As for Lee, there was the matter of his steward, who slept not in front of his door but down below deck amid the guns, with the rest of the sailors. It would have been difficult for the other officers to slip past their sleeping stewards, all situated in the hallways outside of their cabins. It would have been easy for Lee.
Or Martin.
After Lenox had accepted coffee, kippers, and eggs from McEwan, he took one of the last of Lady Jane’s oranges and sat down to write her a letter as he ate it. In it he spoke of Follow the Leader, of Teddy, of life aboard the ship. He reassured her that he had yet to succumb to scurvy. The letter ended with a short benediction, not too intrusive he hoped, for her and their child, after writing which he sealed the letter in an envelope and placed it next to the other letter he had written her, which sat in the battered Paul Storr toast rack that had always served as the organizer of his correspondence.
It was a still sort of day, not much wind, and while Lenox strolled the quarterdeck a huge indolent sailmaker’s mate named McKendrick played softly on his flute, sitting along the bowsprit. In the empty vastness the sound seemed to carry with special purity, and it lent a magic to the engrossing rhythm of the waves.
Maybe because of the music, or because of the sunny gentleness of the day—and certainly because of McEwan—Lenox decided to climb to the crow’s nest. The murder could wait half an hour.

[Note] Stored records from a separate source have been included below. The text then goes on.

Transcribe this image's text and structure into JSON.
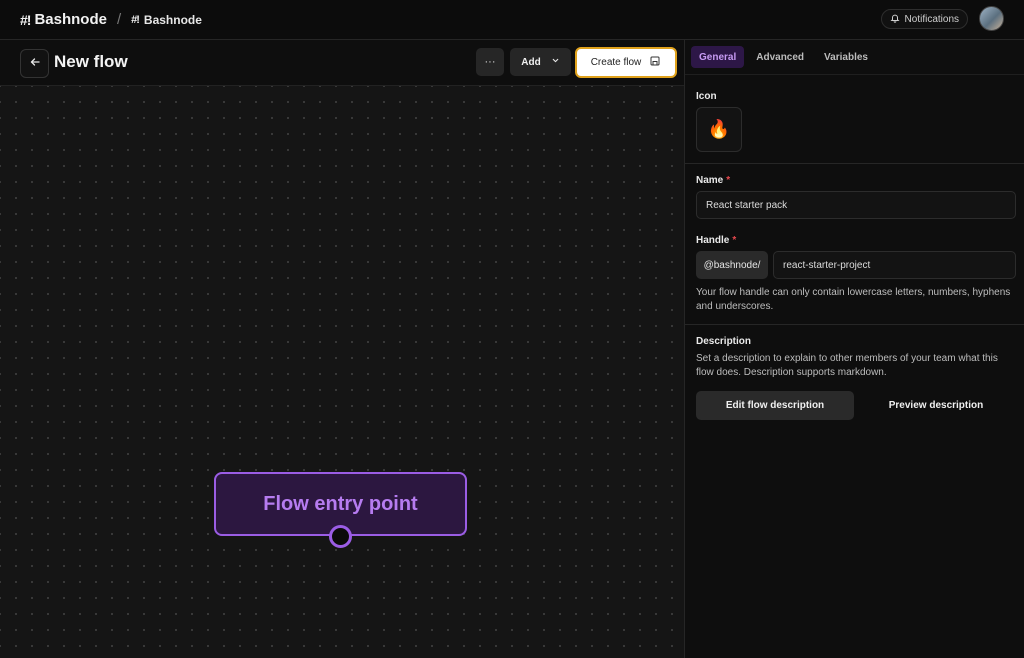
{
  "topbar": {
    "brand_mark": "#!",
    "brand_name": "Bashnode",
    "separator": "/",
    "workspace_mark": "#!",
    "workspace_name": "Bashnode",
    "notifications_label": "Notifications"
  },
  "flow_header": {
    "title": "New flow",
    "more_label": "···",
    "add_label": "Add",
    "create_label": "Create flow"
  },
  "canvas": {
    "entry_node_label": "Flow entry point"
  },
  "panel": {
    "tabs": [
      {
        "label": "General",
        "active": true
      },
      {
        "label": "Advanced",
        "active": false
      },
      {
        "label": "Variables",
        "active": false
      }
    ],
    "icon_label": "Icon",
    "icon_value": "🔥",
    "name_label": "Name",
    "name_required": "*",
    "name_value": "React starter pack",
    "handle_label": "Handle",
    "handle_required": "*",
    "handle_prefix": "@bashnode/",
    "handle_value": "react-starter-project",
    "handle_help": "Your flow handle can only contain lowercase letters, numbers, hyphens and underscores.",
    "description_label": "Description",
    "description_help": "Set a description to explain to other members of your team what this flow does. Description supports markdown.",
    "edit_description_label": "Edit flow description",
    "preview_description_label": "Preview description"
  },
  "colors": {
    "accent_purple": "#9b5de5",
    "highlight_orange": "#e0a21c",
    "required_red": "#e5484d"
  }
}
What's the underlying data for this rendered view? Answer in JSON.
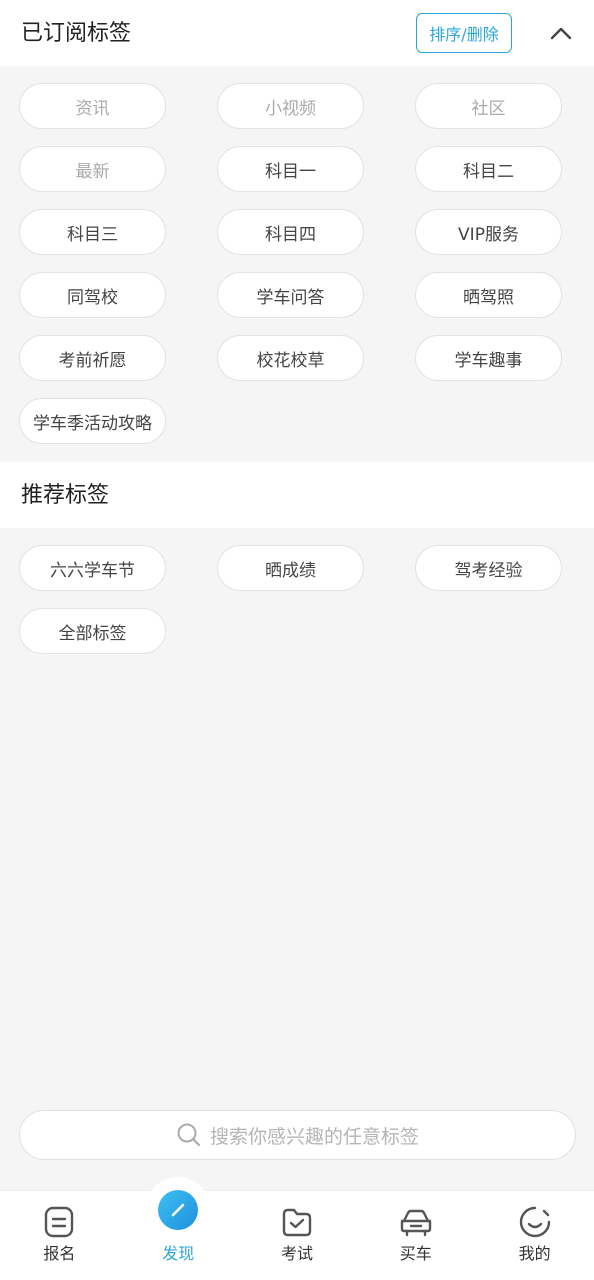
{
  "subscribed": {
    "title": "已订阅标签",
    "sort_delete_label": "排序/删除",
    "tags": [
      {
        "label": "资讯",
        "fixed": true
      },
      {
        "label": "小视频",
        "fixed": true
      },
      {
        "label": "社区",
        "fixed": true
      },
      {
        "label": "最新",
        "fixed": true
      },
      {
        "label": "科目一",
        "fixed": false
      },
      {
        "label": "科目二",
        "fixed": false
      },
      {
        "label": "科目三",
        "fixed": false
      },
      {
        "label": "科目四",
        "fixed": false
      },
      {
        "label": "VIP服务",
        "fixed": false
      },
      {
        "label": "同驾校",
        "fixed": false
      },
      {
        "label": "学车问答",
        "fixed": false
      },
      {
        "label": "晒驾照",
        "fixed": false
      },
      {
        "label": "考前祈愿",
        "fixed": false
      },
      {
        "label": "校花校草",
        "fixed": false
      },
      {
        "label": "学车趣事",
        "fixed": false
      },
      {
        "label": "学车季活动攻略",
        "fixed": false
      }
    ]
  },
  "recommended": {
    "title": "推荐标签",
    "tags": [
      {
        "label": "六六学车节"
      },
      {
        "label": "晒成绩"
      },
      {
        "label": "驾考经验"
      },
      {
        "label": "全部标签"
      }
    ]
  },
  "search": {
    "placeholder": "搜索你感兴趣的任意标签"
  },
  "nav": {
    "items": [
      {
        "label": "报名",
        "icon": "signup-icon",
        "active": false
      },
      {
        "label": "发现",
        "icon": "discover-icon",
        "active": true
      },
      {
        "label": "考试",
        "icon": "exam-icon",
        "active": false
      },
      {
        "label": "买车",
        "icon": "car-icon",
        "active": false
      },
      {
        "label": "我的",
        "icon": "profile-icon",
        "active": false
      }
    ]
  },
  "colors": {
    "accent": "#2aa7d8",
    "background": "#f5f5f5"
  }
}
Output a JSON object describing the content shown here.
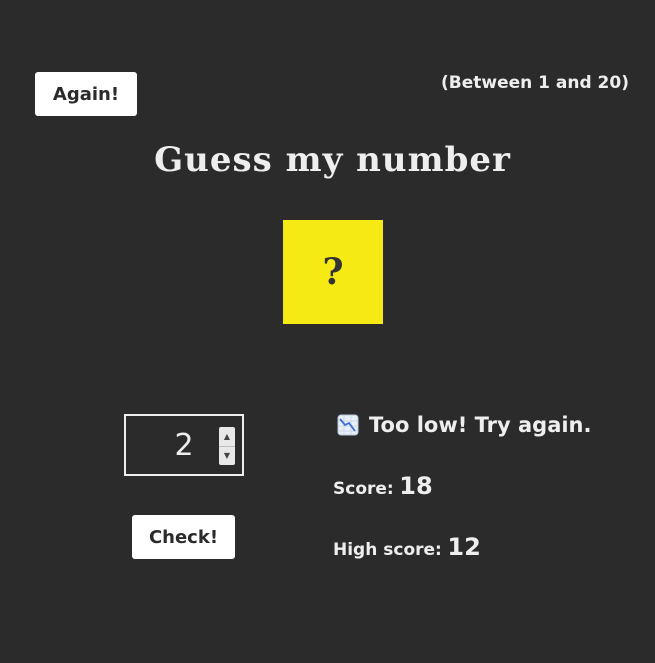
{
  "header": {
    "again_label": "Again!",
    "range_text": "(Between 1 and 20)"
  },
  "title": "Guess my number",
  "secret": {
    "display": "?",
    "box_color": "#f5ea14"
  },
  "guess": {
    "value": "2"
  },
  "check_label": "Check!",
  "message": {
    "icon": "chart-decreasing-icon",
    "text": "Too low! Try again."
  },
  "score": {
    "label": "Score:",
    "value": "18"
  },
  "highscore": {
    "label": "High score:",
    "value": "12"
  },
  "colors": {
    "background": "#2b2b2b",
    "text": "#eeeeee",
    "accent": "#f5ea14"
  }
}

He checked with Mitchell, the officer on bridge watch, who shrugged and sent along a strong forecastleman to keep Lenox safe. The forecastlemen were the best seamen the ship had—by contrast the quarterdeckmen, for example, were of an advanced age that they no longer liked to go aloft, though Old Joe Coffey didn’t seem to mind—but evidently Mitchell could spare this one, a short, grinning, towheaded Swede named Andersen. He spoke in a rudimentary dialect of English that was almost wholly naval in origin, and therefore shockingly explicit. His stock of obscenities he seemed to view as ordinary, even courteous, and the rest of the crew found Andersen too funny to disabuse him of that impression.
“Fucking top, here you going!” he said cheerfully, then for the sake of decorum added, “Sir!”
Lenox felt a fool for it, after McEwan’s performance, but in his heart he knew from the outset that the ascent was the hardest physical task he had ever essayed. More than once he felt himself slipping and thanked the Lord for the rope looped around his midsection.